Aber als das Abendessen vorüber war, begann er keineswegs mit den Orks. Er zog eine merkwürdige, rundlich aussehende Holzflöte aus seinem Sack, hielt sie an seine Lippen und brachte eine Musik hervor, die herzzerbrechend war in ihrer Schärfe; sie stieg und fiel wie ein Adler, der über den Bergen auf der Strömung des Windes dahinritt. Frodo und die Orks, hielten beinahe den Atem an, um zu lauschen. Der eindringliche Klang trug sie zu irgendeinem Anderswo jenseits der Zeit und weit jenseits von Mordor. Als er endlich die Flöte sinken ließ und zu sprechen begann, hielt die Stimme des Zauberers sie in ihrem Bann.

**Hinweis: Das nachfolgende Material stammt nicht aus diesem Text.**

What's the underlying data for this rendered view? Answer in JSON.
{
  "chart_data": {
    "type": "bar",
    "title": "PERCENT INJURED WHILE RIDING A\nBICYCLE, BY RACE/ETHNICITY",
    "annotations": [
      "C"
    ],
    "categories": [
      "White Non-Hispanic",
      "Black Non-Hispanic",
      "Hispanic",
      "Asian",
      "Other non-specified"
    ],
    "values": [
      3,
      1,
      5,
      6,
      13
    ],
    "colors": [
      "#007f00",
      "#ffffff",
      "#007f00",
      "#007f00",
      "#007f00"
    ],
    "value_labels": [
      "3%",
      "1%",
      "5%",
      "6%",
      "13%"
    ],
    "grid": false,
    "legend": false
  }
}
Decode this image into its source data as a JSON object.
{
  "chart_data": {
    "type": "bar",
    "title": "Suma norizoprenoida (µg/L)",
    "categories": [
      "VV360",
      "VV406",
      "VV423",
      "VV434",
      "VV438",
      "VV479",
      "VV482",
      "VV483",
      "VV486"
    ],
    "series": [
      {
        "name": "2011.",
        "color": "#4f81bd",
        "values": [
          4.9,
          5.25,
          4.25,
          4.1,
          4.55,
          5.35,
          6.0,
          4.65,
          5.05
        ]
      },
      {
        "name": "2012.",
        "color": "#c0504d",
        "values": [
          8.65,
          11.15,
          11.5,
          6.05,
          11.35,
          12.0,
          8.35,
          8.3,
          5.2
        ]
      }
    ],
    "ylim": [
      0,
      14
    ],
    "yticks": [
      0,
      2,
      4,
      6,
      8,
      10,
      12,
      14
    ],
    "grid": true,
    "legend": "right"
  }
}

„Es fing an mit Musik,“ sagte er. „Es fing an, als Eru, der im Jetzt lebt und weder Anfang noch Ende hat, Seinen Gedanken Leben verlieh. Und Seine Gedanken wurden zu den Ainur, und zu denen, die von den Elben Valar genannt werden, und sie sangen vor Ihm. Sie sangen, und so wurde Éa erschaffen, und sie schlossen sich Ihm an und beteiligten sich an Seiner Schöpfung. Aber die Kinder sind Erus Geschöpfe, und Seine ganz allein, und die Valar hatten keinen Anteil daran – und so sind sie von den Tieren getrennt.“

„Selbst am Anfang gab es einen Missklang, und der kam von Melkor. Denn Melkor verlangte es nach seinen eigenen Ruhm, abseits von Eru, und gegen den Willen von Eru suchte er, seine eigene Melodie der Musik aufzuzwingen. Aber Eru verwandelte all seine Misstöne in neue Harmonien, reicher und noch schöner, als sie es zuvor gewesen waren, bis Melkor vor Wut raste. Er führte Krieg gegen seine Brüder, die Valar, und er wurde niedergeworfen, aber er bereute nicht und wartete seine Zeit ab.“

„Viel könnte ich sagen von Melkors Tücke und Eifersucht, und wie er das Werk der Valar verdarb, aber das ist eine Geschichte für ein anderes Mal. Als endlich die Tage erfüllt waren, wie Eru sie geordnet hatte, da erwachten die Erstgeborenen der Kinder. Aber sie erwachten in Dunkelheit, und die Schatten rings um sie her waren tief, denn ihr einziges Licht kam von den Sternen. Und in den Schatten gab es Furcht. Denn von Zeit zu Zeit mochten manche von ihnen ein Stück von den anderen fortwandern, und sie kehrten nicht zurück und wurden auch nie wieder gesehen, und so fingen die Erstgeborenen an, sich zu ängstigen.“

„Und sie hatten guten Grund für ihre Angst. Denn Melkor lauerte mit seinen Dienern in den Schatten, und die Versprengten der Kinder wurden von ihm ergriffen, und es war ein bitteres Los. Morgoth war er geworden, der Finstere Feind der Welt, und die, die er gefangen nahm, kerkerte er ein und quälte sie über unermesslich viele Jahre hinweg, und er misshandelte sie mit dämonischer Grausamkeit, bis sie verwandelt und bis zur Unkenntlichkeit geschädigt waren. Er verdrehte sie zu seinen üblen Zwecken und versklavte sie, und sie wurden die ersten Orks. Aber an ihrem Beginn waren sie schön und edel, Kinder des Einen.“

Seine Stimme verstummte, und Frodo kam langsam wieder zu sich. Das Feuer war zu roten Kohlen heruntergebrannt, und im Halbdunkel waren die Orks nur Gestalten von noch tieferer Dunkelheit. Radagast zündete sich seine Pfeife an, und für einen Moment wurde sein Gesicht erleuchtet.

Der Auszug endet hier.